After this step, you are navigated to the Settings page of your data source. Complete the configuration on each tab of the Settings page and then proceed to running MDE, Profiling, and QLI.

Using Keytabs

When using keytabs with Kerberos authentication, download the appropriate keytab on the General Settings tab > Service Account section of the Settings page:

../../_images/DS_Impala04.png

Useful Commands

Curl commands for WebHDFS. In these examples, <ip-10-13-52-220.alation-test.com> is the WebHDFS server:

  • Check directory status:

    curl -L "http://<ip-10-13-52-220.alation-test.com>:50070/webhdfs/v1/<tmp/alation>?op=LISTSTATUS"

  • Create a directory:

    curl -i -X PUT --negotiate -u : "http://<ip-10-13-52-220.alation-test.com>:50070/webhdfs/v1/tmp/webhdfs&op=MKDIRS"

  • Create a file:

    curl -i -X PUT --negotiate -u : "http://<ip-10-13-52-220.alation-test.com>:50070//webhdfs/v1/tmp/webhdfs/webhdfs-test.txt?&op=CREATE"

  • Open and read a file:

    curl -i -L --negotiate -u :  "http://<ip-10-13-52-220.alation-test.com>:50070/webhdfs/v1/tmp/alation?op=OPEN"

    Note

    If you do not have the READ permission, the “Permission denied” error will appear.

  • Rename the file:

    curl -i -X PUT --negotiate -u : "http://<ip-10-13-52-220.alation-test.com>:50070/webhdfs/v1/tmp/abc?op=RENAME&destination=/tmp/xyz"

  • Delete the file:

    curl -i -X DELETE --negotiate -u : "http://<ip-10-13-52-220.alation-test.com>:50070/webhdfs/v1/tmp/abc?op=DELETE"

Diagnosing WebHDFS Setup

Prior to launching Query Log Ingestion (QLI), please check that everything was set up correctly.
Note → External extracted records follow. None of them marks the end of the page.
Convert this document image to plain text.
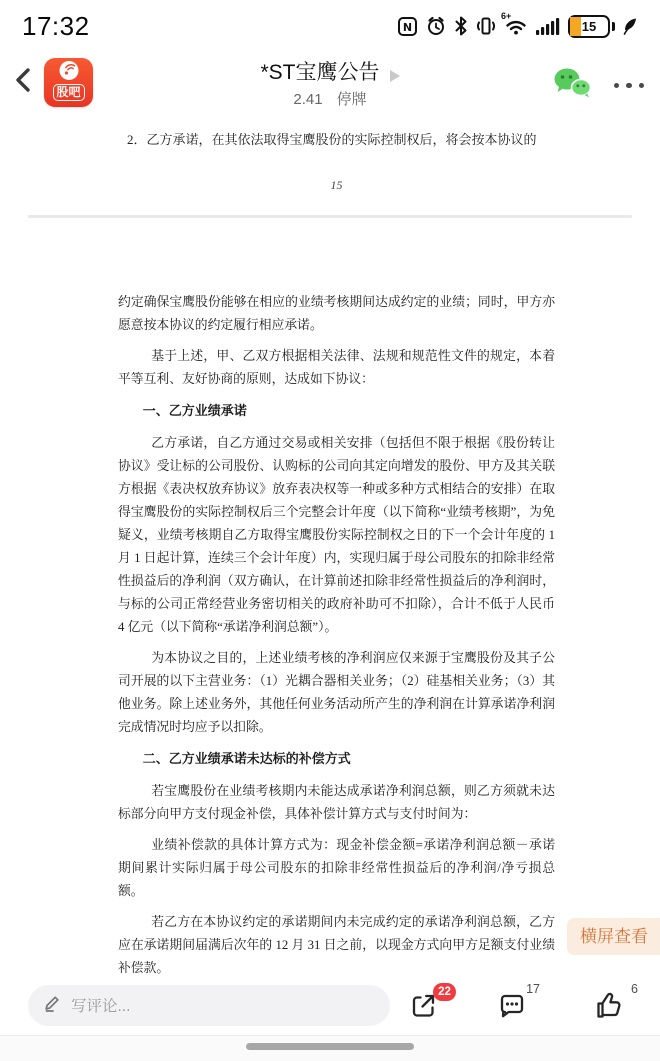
17:32	N
6+
15
股吧
*ST宝鹰公告
2.41 停牌
2．乙方承诺，在其依法取得宝鹰股份的实际控制权后，将会按本协议的
15
约定确保宝鹰股份能够在相应的业绩考核期间达成约定的业绩；同时，甲方亦愿意按本协议的约定履行相应承诺。
基于上述，甲、乙双方根据相关法律、法规和规范性文件的规定，本着平等互利、友好协商的原则，达成如下协议：
一、乙方业绩承诺
乙方承诺，自乙方通过交易或相关安排（包括但不限于根据《股份转让协议》受让标的公司股份、认购标的公司向其定向增发的股份、甲方及其关联方根据《表决权放弃协议》放弃表决权等一种或多种方式相结合的安排）在取得宝鹰股份的实际控制权后三个完整会计年度（以下简称“业绩考核期”，为免疑义，业绩考核期自乙方取得宝鹰股份实际控制权之日的下一个会计年度的 1 月 1 日起计算，连续三个会计年度）内，实现归属于母公司股东的扣除非经常性损益后的净利润（双方确认，在计算前述扣除非经常性损益后的净利润时，与标的公司正常经营业务密切相关的政府补助可不扣除），合计不低于人民币 4 亿元（以下简称“承诺净利润总额”）。
为本协议之目的，上述业绩考核的净利润应仅来源于宝鹰股份及其子公司开展的以下主营业务：（1）光耦合器相关业务；（2）硅基相关业务；（3）其他业务。除上述业务外，其他任何业务活动所产生的净利润在计算承诺净利润完成情况时均应予以扣除。
二、乙方业绩承诺未达标的补偿方式
若宝鹰股份在业绩考核期内未能达成承诺净利润总额，则乙方须就未达标部分向甲方支付现金补偿，具体补偿计算方式与支付时间为：
业绩补偿款的具体计算方式为：现金补偿金额=承诺净利润总额－承诺期间累计实际归属于母公司股东的扣除非经常性损益后的净利润/净亏损总额。
若乙方在本协议约定的承诺期间内未完成约定的承诺净利润总额，乙方应在承诺期间届满后次年的 12 月 31 日之前，以现金方式向甲方足额支付业绩补偿款。
横屏查看
写评论...
22	17	6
To diagnose, connect to the Alation server and try to list the contents of the logs directory with the relevant curl command.

Note

SSL for Impala connection is supported. If you use SSL, then in the tests substitute HTTP for HTTPS. In Alation UI, on the Query Log Ingestion tab, confirm that the WebHDFS server URL uses HTTPS. For example, https://WEBHDFS_HOSTNAME.
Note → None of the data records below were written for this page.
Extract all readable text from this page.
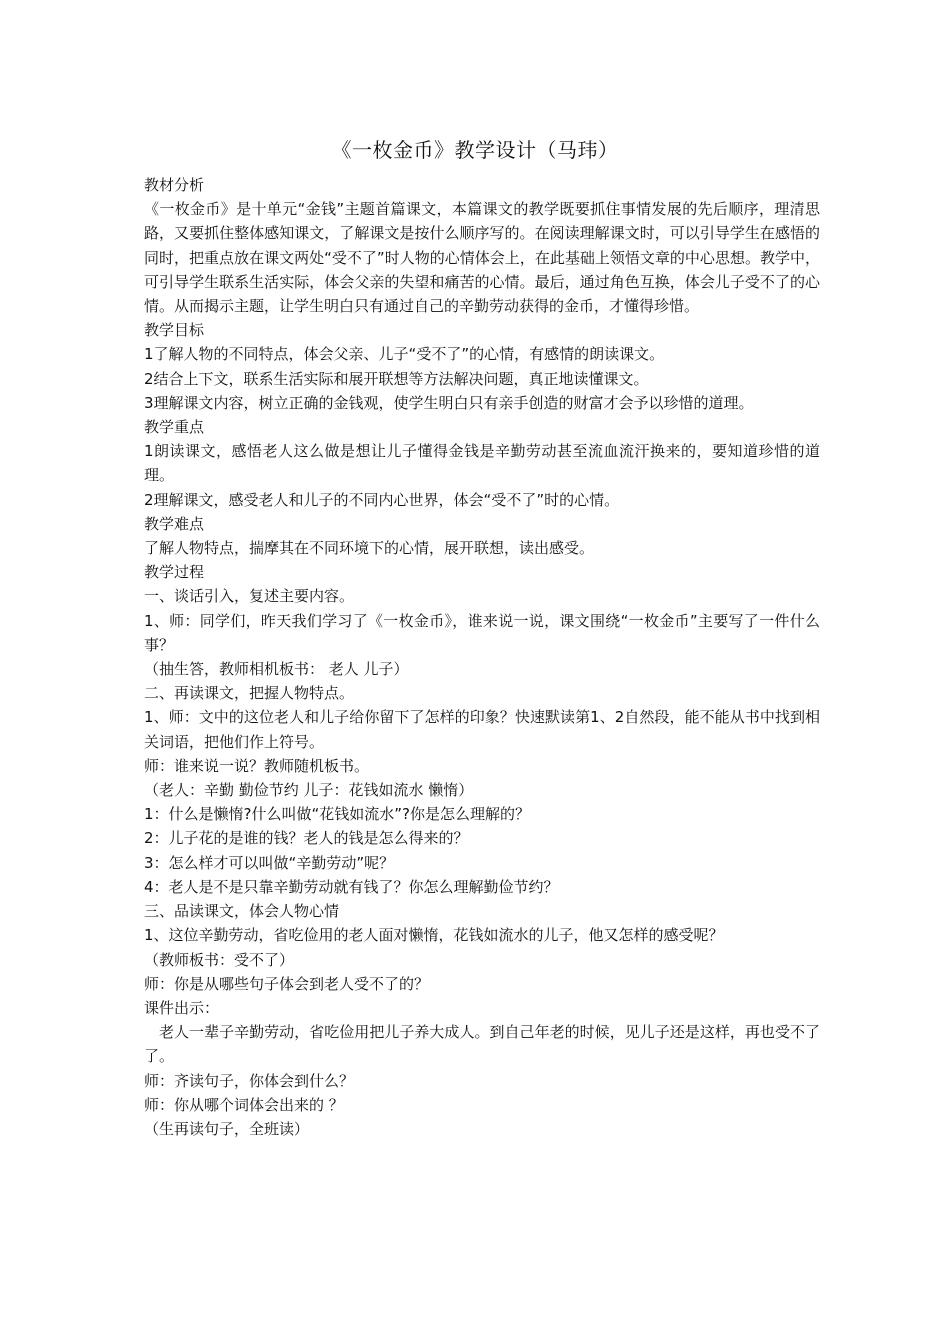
《一枚金币》教学设计（马玮）

教材分析

《一枚金币》是十单元“金钱”主题首篇课文，本篇课文的教学既要抓住事情发展的先后顺序，理清思路，又要抓住整体感知课文，了解课文是按什么顺序写的。在阅读理解课文时，可以引导学生在感悟的同时，把重点放在课文两处“受不了”时人物的心情体会上，在此基础上领悟文章的中心思想。教学中，可引导学生联系生活实际，体会父亲的失望和痛苦的心情。最后，通过角色互换，体会儿子受不了的心情。从而揭示主题，让学生明白只有通过自己的辛勤劳动获得的金币，才懂得珍惜。

教学目标

1了解人物的不同特点，体会父亲、儿子“受不了”的心情，有感情的朗读课文。

2结合上下文，联系生活实际和展开联想等方法解决问题，真正地读懂课文。

3理解课文内容，树立正确的金钱观，使学生明白只有亲手创造的财富才会予以珍惜的道理。

教学重点

1朗读课文，感悟老人这么做是想让儿子懂得金钱是辛勤劳动甚至流血流汗换来的，要知道珍惜的道理。

2理解课文，感受老人和儿子的不同内心世界，体会“受不了”时的心情。

教学难点

了解人物特点，揣摩其在不同环境下的心情，展开联想，读出感受。

教学过程

一、谈话引入，复述主要内容。

1、师：同学们，昨天我们学习了《一枚金币》，谁来说一说，课文围绕“一枚金币”主要写了一件什么事？

（抽生答，教师相机板书： 老人 儿子）

二、再读课文，把握人物特点。

1、师：文中的这位老人和儿子给你留下了怎样的印象？快速默读第1、2自然段，能不能从书中找到相关词语，把他们作上符号。

师：谁来说一说？教师随机板书。

（老人：辛勤 勤俭节约 儿子：花钱如流水 懒惰）

1：什么是懒惰?什么叫做“花钱如流水”?你是怎么理解的？

2：儿子花的是谁的钱？老人的钱是怎么得来的？

3：怎么样才可以叫做“辛勤劳动”呢？

4：老人是不是只靠辛勤劳动就有钱了？你怎么理解勤俭节约？

三、品读课文，体会人物心情

1、这位辛勤劳动，省吃俭用的老人面对懒惰，花钱如流水的儿子，他又怎样的感受呢？

（教师板书：受不了）

师：你是从哪些句子体会到老人受不了的？

课件出示：

老人一辈子辛勤劳动，省吃俭用把儿子养大成人。到自己年老的时候，见儿子还是这样，再也受不了了。

师：齐读句子，你体会到什么？

师：你从哪个词体会出来的 ？

（生再读句子，全班读）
Example for plain Impala instance with Authentication scheme = None, on MacOS:

curl -L "http://<webhdfs_server>:50070/webhdfs/v1/<tmp/alation>?op=LISTSTATUS"

Metadata Extraction (MDE)

You can perform MDE on the Metadata Extraction tab of the Settings page.

From 2021.4:

During Metadata Extraction, complex data types such as struct and array can be extracted to Alation if this extraction feature has been enabled. To extract the struct and array data types, make sure you set the dedicated alation_conf flag to True: refer to Complex Data Type Extraction.

Struct:

../../_images/DS_Impala05.png

Array:

../../_images/DS_Impala06.png

Note

If the schema that contains the data types (struct and array) is already extracted before enabling the alation_conf flag, remove the schema using Selective Extraction. Enable the flag in alation_conf and perform the extraction again including the schema.